MATCH POINT
Por Santiago González (@gauchomalo140)
Nota original: https://gauchomalo.com.ar/match-point/
La pobre respuesta institucional a un momento extremadamente peligroso denuncia la ausencia de liderazgos y acentúa la inquietud
«El hombre que dijo “Antes que bueno, prefiero ser afortunado” supo ver más allá. La gente tiene miedo de reconocer hasta qué punto su vida depende de la suerte. Asusta pensar cuánto escapa al propio control. Hay momentos en un partido en el que la pelota toca el borde de la red y, por una fracción de segundo, puede caer hacia un lado o hacia el otro. Con un poco de suerte, se vuelca hacia adelante y ganás. O tal vez no, y perdiste», dice el protagonista de Match Point, una de las últimas películas importantes de Woody Allen. En el barrio porteño de Recoleta, ese jueves fatídico la bala no llegó a la recámara, Cristina Kirchner salvó su vida, y la Argentina se ahorró un trance traumático sobre cuyas eventuales consecuencias sólo podemos tejer conjeturas, una peor que la otra. Dios, habrá que creerlo, es argentino.
La imagen de la pelotita titubeando sobre el filo de la red es a la vez tremenda y fascinante, pero en este caso tiene un problema: más de la mitad y casi las tres cuartas partes de los argentinos no creen en ella. Suponen -y, como veremos, tienen razones para suponerlo- que la pelota tenía impulso suficiente como para cruzar raudamente al otro lado, y que el instante de incertidumbre en realidad no existió. Que fue una engaña pichanga montada para proporcionarle a la víctima la oportunidad de sugerir que la protección divina la salvó de la muerte, y a sus seguidores la de agradecer en Luján esa intervención.
Según la interpretación popular, tal como la recogen las encuestas, la vicepresidente necesitaba ese baño urgente de agua bendita luego de la dura acusación judicial sobre las trapisondas cometidas por su marido y ella con la asignación de la obra pública en la provincia de Santa Cruz. Como si no confiara en la pericia de sus defensores, esta abogada exitosa intentó primero responder con una alocución personal que resultó deshilvanada e insustancial, y después, peronista renacida, recrear en torno de su persona un 17 de octubre que sin embargo no logró encender el fervor de las masas ni obligó a alzar los puentes con el conurbano. Entonces ocurrió el fallido atentado contra su vida, el “magnicidio”.
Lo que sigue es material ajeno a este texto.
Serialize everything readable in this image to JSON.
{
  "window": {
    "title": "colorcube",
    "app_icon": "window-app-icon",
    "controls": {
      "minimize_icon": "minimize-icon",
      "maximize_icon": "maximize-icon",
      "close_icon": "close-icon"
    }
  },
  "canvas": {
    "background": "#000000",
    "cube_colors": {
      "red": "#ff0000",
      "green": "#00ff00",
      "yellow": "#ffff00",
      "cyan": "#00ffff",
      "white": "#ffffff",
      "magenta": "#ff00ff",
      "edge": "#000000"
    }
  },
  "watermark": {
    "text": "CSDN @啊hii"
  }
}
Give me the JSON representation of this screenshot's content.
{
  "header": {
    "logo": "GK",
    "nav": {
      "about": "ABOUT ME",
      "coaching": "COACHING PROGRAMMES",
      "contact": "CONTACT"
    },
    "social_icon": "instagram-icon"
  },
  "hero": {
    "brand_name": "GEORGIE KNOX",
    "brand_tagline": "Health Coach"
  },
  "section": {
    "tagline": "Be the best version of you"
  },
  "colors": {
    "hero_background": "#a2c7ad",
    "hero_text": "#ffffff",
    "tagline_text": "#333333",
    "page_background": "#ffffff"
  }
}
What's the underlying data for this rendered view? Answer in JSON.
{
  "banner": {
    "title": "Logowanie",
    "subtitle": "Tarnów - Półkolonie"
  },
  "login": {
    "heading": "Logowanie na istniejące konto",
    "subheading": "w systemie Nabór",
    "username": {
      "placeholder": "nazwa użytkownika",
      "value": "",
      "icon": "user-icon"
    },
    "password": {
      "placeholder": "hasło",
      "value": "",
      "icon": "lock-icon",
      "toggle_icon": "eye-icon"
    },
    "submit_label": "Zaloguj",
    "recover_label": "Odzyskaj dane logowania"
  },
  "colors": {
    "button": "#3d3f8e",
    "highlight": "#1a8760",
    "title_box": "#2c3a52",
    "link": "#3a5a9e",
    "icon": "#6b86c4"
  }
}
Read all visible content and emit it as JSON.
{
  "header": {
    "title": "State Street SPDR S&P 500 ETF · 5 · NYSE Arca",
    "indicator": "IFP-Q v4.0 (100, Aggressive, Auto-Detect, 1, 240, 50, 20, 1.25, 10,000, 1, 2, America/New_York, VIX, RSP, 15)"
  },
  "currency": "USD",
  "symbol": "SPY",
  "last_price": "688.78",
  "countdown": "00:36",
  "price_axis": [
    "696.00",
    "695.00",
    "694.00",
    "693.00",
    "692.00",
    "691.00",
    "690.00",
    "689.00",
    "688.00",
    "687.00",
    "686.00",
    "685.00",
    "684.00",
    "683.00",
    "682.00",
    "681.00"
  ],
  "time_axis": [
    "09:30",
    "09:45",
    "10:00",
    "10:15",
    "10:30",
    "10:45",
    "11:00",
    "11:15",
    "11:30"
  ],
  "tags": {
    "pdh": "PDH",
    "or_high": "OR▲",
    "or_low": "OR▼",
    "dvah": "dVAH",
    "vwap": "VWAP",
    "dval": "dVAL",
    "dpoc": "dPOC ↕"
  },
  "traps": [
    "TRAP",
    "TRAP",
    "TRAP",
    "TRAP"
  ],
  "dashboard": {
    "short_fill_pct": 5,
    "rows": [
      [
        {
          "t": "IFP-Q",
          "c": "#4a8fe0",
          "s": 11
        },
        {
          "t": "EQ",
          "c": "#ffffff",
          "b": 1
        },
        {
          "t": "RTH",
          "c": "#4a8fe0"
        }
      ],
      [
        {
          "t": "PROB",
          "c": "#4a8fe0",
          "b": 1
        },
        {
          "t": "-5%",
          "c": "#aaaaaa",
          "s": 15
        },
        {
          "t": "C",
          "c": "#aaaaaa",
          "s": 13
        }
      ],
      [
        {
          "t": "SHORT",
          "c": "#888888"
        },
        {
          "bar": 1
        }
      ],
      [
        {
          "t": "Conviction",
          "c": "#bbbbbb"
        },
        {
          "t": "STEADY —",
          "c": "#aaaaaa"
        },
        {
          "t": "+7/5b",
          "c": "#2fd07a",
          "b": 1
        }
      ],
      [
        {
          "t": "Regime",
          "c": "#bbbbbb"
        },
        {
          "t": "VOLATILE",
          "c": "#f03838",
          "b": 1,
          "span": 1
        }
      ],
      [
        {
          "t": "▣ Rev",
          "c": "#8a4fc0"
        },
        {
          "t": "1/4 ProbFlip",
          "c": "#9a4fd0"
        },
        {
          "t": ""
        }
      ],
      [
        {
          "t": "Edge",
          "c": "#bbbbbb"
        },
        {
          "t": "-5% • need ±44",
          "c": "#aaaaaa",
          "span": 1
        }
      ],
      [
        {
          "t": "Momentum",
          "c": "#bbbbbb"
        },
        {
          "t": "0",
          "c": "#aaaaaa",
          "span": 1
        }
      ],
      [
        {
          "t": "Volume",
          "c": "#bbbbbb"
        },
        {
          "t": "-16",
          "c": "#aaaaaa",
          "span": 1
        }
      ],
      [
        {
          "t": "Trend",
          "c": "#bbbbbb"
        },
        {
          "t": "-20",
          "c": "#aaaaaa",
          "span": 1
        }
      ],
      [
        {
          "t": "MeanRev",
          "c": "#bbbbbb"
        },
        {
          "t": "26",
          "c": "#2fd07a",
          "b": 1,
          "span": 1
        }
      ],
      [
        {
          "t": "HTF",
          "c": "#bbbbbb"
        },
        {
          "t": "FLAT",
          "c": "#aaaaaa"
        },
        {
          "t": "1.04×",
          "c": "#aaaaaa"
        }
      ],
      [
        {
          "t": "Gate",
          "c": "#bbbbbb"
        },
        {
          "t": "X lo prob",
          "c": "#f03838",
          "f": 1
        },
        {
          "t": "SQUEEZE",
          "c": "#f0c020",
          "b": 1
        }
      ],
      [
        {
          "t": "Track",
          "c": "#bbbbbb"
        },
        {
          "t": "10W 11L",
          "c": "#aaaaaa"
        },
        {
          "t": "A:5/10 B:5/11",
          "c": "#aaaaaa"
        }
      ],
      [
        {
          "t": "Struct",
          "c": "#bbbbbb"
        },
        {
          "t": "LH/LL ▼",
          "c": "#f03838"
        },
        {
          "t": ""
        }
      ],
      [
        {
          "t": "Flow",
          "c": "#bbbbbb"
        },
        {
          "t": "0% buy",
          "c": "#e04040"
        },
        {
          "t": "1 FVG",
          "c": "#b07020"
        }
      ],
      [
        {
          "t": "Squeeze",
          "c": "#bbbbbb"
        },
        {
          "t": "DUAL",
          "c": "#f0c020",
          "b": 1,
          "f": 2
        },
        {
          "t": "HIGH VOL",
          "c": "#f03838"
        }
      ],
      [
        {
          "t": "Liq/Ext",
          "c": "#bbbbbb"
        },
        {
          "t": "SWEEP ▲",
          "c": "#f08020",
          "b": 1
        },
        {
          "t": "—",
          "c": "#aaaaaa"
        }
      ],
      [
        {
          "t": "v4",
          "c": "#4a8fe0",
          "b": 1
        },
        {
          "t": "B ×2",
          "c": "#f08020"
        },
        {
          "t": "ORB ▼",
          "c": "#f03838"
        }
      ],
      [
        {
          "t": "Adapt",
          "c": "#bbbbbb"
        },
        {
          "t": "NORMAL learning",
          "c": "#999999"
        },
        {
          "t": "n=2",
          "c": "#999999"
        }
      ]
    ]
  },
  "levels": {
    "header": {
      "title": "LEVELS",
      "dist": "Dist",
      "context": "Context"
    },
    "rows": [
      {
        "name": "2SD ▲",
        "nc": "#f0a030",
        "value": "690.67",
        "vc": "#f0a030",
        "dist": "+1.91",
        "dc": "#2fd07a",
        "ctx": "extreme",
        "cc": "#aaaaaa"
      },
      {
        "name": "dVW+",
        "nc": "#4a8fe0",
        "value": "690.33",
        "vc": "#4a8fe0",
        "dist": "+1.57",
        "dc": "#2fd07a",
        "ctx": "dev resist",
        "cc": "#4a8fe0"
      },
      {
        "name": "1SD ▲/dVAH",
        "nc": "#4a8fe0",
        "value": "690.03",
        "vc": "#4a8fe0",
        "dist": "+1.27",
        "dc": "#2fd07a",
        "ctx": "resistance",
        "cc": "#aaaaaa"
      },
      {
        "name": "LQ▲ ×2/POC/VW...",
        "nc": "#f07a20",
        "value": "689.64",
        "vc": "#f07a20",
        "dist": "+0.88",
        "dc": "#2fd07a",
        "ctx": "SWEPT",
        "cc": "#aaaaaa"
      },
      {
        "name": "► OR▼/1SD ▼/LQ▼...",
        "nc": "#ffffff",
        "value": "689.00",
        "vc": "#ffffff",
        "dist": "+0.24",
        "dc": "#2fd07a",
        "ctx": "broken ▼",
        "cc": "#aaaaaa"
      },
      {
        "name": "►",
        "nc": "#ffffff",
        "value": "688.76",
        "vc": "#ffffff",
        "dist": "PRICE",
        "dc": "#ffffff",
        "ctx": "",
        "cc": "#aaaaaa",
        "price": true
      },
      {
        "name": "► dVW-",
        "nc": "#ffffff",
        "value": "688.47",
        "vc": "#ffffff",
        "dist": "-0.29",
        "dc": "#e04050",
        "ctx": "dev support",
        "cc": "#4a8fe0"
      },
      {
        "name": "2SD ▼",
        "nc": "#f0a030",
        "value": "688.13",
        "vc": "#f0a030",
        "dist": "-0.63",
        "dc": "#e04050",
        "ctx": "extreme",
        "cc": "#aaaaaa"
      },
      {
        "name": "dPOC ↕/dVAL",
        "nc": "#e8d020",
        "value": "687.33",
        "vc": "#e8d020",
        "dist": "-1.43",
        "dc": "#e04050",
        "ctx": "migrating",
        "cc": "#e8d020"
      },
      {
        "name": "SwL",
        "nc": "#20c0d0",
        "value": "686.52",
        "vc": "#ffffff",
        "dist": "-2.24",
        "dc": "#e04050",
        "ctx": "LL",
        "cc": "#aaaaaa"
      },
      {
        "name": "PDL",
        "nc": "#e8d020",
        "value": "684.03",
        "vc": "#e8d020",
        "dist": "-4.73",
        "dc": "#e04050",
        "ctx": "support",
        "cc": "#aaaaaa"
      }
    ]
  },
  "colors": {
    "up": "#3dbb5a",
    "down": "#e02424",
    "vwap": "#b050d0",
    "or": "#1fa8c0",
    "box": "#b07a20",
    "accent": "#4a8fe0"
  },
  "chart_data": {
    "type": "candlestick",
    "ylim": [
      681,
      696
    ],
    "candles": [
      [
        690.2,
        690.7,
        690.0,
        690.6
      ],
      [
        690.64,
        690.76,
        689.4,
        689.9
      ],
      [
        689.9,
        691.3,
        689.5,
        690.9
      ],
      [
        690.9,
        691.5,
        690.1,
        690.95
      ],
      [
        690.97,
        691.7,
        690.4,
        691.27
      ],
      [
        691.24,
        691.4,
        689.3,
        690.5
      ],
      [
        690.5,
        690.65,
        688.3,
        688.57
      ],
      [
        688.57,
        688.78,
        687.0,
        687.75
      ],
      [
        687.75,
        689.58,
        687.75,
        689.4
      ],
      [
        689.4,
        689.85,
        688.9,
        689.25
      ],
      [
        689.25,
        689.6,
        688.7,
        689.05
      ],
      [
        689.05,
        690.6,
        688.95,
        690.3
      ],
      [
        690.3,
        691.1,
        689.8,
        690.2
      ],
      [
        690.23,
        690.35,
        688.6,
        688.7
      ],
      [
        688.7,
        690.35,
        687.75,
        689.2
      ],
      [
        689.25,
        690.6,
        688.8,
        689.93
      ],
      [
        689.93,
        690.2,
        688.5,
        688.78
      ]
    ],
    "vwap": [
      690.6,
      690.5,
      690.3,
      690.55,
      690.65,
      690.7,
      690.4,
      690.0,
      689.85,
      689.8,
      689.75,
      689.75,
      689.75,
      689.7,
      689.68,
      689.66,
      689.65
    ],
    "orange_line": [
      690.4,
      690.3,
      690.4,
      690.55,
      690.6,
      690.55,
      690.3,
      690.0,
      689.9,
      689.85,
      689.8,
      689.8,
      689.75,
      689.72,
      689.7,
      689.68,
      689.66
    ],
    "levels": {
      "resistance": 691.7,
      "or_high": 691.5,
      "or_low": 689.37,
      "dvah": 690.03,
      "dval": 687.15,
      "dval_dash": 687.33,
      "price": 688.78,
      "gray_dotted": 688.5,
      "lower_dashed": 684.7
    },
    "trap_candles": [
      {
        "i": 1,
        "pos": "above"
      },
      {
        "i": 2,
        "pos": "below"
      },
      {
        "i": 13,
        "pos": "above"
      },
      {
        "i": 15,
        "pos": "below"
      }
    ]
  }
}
La suspicacia ciudadana tomó nota además de ciertos datos curiosos: el domingo previo al incidente, cuando ya habían comenzado las aglomeraciones organizadas frente al domicilio de Cristina, el abogado José Manuel Ubeira, en un programa de televisión que comparte en calidad de panelista con otros académicos de nota como el economista Amado Boudou y el sociólogo Artemio López, instaló la posibilidad de un eventual intento de asesinato contra la vicepresidente. En ese momento, la idea pareció tan traída de los pelos que dejó atónitos a sus interlocutores.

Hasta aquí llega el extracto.